Owner of the Keystone Corner antique store Jim Harris has seen a
decline in the antique business recently, mainly due to Internet
sales. Downtown antique stores in Eudora depend on out of town
customers for survival.

Owner of the Keystone Corner antique store Jim Harris has seen a decline in the antique business recently, mainly due to Internet sales. Downtown antique stores in Eudora depend on out of town customers for survival.

"Antiques aren't something you need every day," Harris said. "We depend on people coming in from out of town that are specifically looking for antiques."

Leland and Jane Massey, owners of Massey's Main St. Flea Market, said approximately 90 percent of their business was from out-of-town people.

"That's the majority of our business," Jane said. "It's not just the hometown thing like you'd think."

Jane said even though they advertised in newspapers like The Kansas City Star, much of their advertising depended on people.

"People that come in tell other people," she said. "A lot of our business comes from word of mouth."

Harris said the interest in collecting antiques was growing because of the Internet and TV shows like the Antique Road Show. Because good antiques expensive and hard to find, he said many people are also have an interest in collectibles and nostalgia items.

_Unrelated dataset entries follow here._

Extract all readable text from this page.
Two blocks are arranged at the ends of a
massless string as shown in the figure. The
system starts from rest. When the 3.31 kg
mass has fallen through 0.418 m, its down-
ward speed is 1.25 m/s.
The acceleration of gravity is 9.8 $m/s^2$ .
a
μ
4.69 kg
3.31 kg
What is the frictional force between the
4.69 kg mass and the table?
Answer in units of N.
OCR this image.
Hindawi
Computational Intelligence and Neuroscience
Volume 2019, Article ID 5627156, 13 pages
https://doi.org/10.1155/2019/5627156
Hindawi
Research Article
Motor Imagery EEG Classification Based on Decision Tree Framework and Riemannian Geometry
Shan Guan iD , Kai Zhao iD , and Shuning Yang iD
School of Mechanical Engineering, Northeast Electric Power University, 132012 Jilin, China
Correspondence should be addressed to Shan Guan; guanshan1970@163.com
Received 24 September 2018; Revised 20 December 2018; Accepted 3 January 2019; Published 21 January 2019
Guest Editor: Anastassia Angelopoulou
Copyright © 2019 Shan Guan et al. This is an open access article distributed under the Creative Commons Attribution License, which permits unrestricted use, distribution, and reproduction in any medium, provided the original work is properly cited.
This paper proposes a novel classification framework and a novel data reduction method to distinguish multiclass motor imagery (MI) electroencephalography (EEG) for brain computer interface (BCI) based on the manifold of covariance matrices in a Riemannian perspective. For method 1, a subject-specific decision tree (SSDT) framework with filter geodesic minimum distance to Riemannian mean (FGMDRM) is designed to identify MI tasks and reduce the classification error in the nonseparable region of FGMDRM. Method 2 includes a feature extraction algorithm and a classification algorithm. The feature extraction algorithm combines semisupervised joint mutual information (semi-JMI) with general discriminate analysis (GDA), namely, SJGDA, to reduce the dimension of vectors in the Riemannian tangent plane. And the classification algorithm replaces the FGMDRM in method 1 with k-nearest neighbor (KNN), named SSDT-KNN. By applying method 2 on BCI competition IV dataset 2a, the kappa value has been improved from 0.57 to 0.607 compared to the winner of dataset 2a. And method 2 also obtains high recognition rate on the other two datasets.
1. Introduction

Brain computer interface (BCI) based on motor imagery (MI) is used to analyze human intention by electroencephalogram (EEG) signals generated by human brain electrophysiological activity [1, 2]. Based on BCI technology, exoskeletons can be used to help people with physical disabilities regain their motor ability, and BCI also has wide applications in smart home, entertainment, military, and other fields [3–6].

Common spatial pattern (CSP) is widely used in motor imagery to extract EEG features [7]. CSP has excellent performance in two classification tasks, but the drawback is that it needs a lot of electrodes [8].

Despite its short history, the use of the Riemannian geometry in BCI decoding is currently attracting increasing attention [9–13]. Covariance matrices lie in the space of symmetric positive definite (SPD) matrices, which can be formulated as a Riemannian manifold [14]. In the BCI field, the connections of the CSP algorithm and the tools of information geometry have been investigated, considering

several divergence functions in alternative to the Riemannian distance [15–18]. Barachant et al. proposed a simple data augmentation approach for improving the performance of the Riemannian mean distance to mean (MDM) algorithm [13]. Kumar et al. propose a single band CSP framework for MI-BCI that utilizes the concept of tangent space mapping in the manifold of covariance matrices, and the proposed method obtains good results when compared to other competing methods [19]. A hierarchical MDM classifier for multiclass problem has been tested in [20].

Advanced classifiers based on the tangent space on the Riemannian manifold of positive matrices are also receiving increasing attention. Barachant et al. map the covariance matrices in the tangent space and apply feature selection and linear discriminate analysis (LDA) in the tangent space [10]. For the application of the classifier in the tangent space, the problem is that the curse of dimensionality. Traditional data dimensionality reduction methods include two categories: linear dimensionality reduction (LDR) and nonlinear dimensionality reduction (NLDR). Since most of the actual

"People like to collect things they can relate to," he said.

Jane said much of what people collect as antiques was based on opinion.

"You have to be aware of everything," she said. "A lot of people are tending to go to the 50s and 70s because that's what's old to them."

Harris said he sees a decline in business with the rise of the Internet and its ease of finding rare items.

"The Internet business has hurt 15, 20 percent," he said. "People don't even have to leave their house to find what they're looking for.

"I imagine to survive, I will have to go on the Internet," Harris said. "I don't really want to. I'm an old man and it's frustrating to me."

Jane said even though they feel the effects of the Internet, she thinks antiques stores will always be around.

"You're still going to have people who like to get out and dig and search for things," she said.

Leland said much of the fun of getting out and looking for antiques is looking for the good deals.

"It's the fun of bargaining," he said. "I don't even like people that come in and pay the price that's on it. It's all about the bargaining."

He said in order to compete, they keep prices reasonable.

"We try to keep our prices down," he said. "We've got that low range kind of stuff."

Leland said the unpredictability of the antique business is be a struggle.

"It's tough to get two good days in a row," he said.

It's not uncommon to make $2000 one week and only $400 the next, he said.

Harris said he agrees the unpredictability makes the antique business difficult.

"This business is just funny," he said. "It's hard to judge from one week to the next."

In order to give out-of-town people a reason to visit Eudora, Harris said he would like to see more antique stores in the downtown area.

"I'd like to see some trade drawn into downtown," he said. "We're trying to survive and this is something to market.

"I'm a fourth generation Eudoran," Harris said. "I'd hate to see downtown fall into decay or disrepair."